Anthony v. Grand

101 Cal. 235 | Cal. | 1894

Belcher, C.

This is an action to recover damages for personal injuries sustained by the plaintiff.

The court below found that on the fourth day of July, 1892, the defendant “ did willfully and violently assault the plaintiff, Adolph Anthony, and the said defendant did then and there willfully and violently bite off with his teeth, and sever from said plaintiff’s right hand, a portion of the fourth finger of said hand, to wit: said defendant did so bite off the said finger of plaintiff just below the first joint thereof; that by reason of said assault and biting, as aforesaid, said plaintiff has at all times since said fourth day of July, 1892, been disabled from following his usual occupation of a miner, and has been disabled from attending to his business as such,” and has been damaged in the sum of two hundred and fifty dollars, for which he is entitled to judgment.

Judgment was accordingly entered against the defendant for the sum named, from which and from an order denying a new trial he appeals.
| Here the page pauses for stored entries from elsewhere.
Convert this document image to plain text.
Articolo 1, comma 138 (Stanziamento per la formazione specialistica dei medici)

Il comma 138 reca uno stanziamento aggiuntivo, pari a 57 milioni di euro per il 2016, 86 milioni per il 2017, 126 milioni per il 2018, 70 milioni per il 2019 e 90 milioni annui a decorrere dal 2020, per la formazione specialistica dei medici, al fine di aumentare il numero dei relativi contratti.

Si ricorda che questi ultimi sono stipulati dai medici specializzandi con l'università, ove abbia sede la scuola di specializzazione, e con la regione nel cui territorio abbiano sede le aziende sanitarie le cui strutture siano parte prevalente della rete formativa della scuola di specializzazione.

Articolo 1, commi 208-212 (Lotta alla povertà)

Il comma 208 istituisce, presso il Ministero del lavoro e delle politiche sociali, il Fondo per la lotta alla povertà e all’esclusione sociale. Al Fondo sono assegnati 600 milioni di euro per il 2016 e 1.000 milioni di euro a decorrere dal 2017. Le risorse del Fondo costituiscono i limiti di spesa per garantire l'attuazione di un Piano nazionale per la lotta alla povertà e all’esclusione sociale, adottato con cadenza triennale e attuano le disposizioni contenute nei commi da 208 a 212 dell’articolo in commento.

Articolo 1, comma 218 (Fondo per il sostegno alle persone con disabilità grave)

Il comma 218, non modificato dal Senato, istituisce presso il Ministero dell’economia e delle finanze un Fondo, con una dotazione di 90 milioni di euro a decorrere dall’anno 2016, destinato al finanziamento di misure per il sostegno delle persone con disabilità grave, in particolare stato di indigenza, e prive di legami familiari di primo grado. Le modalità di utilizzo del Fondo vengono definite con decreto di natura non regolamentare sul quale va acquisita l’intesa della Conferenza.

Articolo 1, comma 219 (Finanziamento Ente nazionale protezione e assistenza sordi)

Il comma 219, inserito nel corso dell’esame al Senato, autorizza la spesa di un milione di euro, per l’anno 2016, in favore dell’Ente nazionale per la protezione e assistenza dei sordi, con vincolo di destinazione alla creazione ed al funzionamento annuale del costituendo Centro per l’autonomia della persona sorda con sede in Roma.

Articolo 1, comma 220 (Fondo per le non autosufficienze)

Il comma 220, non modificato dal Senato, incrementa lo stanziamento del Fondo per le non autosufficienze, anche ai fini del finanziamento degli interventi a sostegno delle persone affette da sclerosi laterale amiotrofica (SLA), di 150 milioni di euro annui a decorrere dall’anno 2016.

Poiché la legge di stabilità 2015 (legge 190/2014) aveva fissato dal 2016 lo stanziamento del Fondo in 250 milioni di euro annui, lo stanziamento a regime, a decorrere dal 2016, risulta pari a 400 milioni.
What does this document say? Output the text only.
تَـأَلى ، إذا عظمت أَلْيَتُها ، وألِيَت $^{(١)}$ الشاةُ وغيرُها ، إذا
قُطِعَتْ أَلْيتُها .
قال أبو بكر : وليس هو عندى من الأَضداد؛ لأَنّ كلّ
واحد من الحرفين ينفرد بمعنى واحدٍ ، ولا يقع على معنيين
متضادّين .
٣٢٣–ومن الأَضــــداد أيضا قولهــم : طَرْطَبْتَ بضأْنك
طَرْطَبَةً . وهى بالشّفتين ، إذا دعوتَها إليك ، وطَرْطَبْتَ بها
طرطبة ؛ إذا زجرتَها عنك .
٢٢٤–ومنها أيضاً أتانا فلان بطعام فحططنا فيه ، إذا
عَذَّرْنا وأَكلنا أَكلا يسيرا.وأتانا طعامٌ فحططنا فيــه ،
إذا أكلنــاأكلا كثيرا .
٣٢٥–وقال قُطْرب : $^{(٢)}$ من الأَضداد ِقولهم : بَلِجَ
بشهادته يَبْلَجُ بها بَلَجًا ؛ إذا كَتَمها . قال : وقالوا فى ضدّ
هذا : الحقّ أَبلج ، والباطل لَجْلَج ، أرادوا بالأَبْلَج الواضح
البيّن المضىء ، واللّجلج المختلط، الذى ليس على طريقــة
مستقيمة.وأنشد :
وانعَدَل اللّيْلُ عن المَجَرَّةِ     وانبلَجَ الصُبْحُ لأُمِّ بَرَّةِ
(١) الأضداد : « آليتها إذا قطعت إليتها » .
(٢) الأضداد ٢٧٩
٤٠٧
It appears from the bill of exceptions that when the plaintiff rested his case at the trial a witness was called for the defendant, and testified that he had known defendant for eighteen years, and knew the people where he lived. He was then asked: “ Do you know his reputation for being peaceable and quiet?” The question was objected by the plaintiff on the ground that the evidence sought was irrelevant and immaterial, and the objection was sustained and an exception reserved.

It also appears from the bill of exceptions that before the findings were filed and the judgment entered “ the defendant presented to the court findings of fact and conclusions of law and judgment for signature by the judge of said court, accompanied by a memorandum of *237costs and disbursements sworn to by the defendant,” copies of which are set out.

The findings presented are substantially the same as those filed, except that the conclusions of law are “ that plaintiff is entitled to judgment against said defendant for said sum of two hundred and fifty dollars, and that said defendant is entitled to judgment against said plaintiff for his costs in this behalf laid out and expended.” And the judgment is substantially the same as that entered, except that there is added to it: “It is further ordered and adjudged by the court that the defendant have and recover of and from the plaintiff his costs in this behalf laid out and expended, taxed at the sum of two hundred and fifty-four dollars and sixty-five cents.”

The court refused to adopt the findings and judgment so presented, and the defendant excepted to the ruling.

It is claimed in support of the appeal that the court erred in excluding the offered evidence, and in refusing to give the defendant judgment for his costs; and these are the only points presented for decision.

We see no merit in either of the points made. The court found that the defendant willfully and violently assaulted the plaintiff, and bit off his finger. The correctness of this finding is not questioned, nor is any of the evidence in support of it brought up in the record. It must therefore be presumed to have been fully justified by the evidence introduced. But if the defendant committed the wrong complained of in the manner stated, then his reputation for being peaceable and quiet was wholly immaterial, since however good it may have been the judgment must necessarily have gone against him.

As to the second point. The allowance of costs is a matter of statutory regulation. Our statute provides that “no costs can be allowed in an action for the recovery of money or damages when the plaintiff recovers less than three hundred dollars.” (Code Civ. Proc., sec. 1025.) This evidently applies to both parties *238to the action and forbids the recovery of costs by either of them.

The judgment and order appealed from should be affirmed.

For the reasons given in the foregoing opinion, the judgment and order appealed from are affirmed.

McFarland J., and Fitzgerald, J., concurred.

De Haven, J., concurred in the judgment.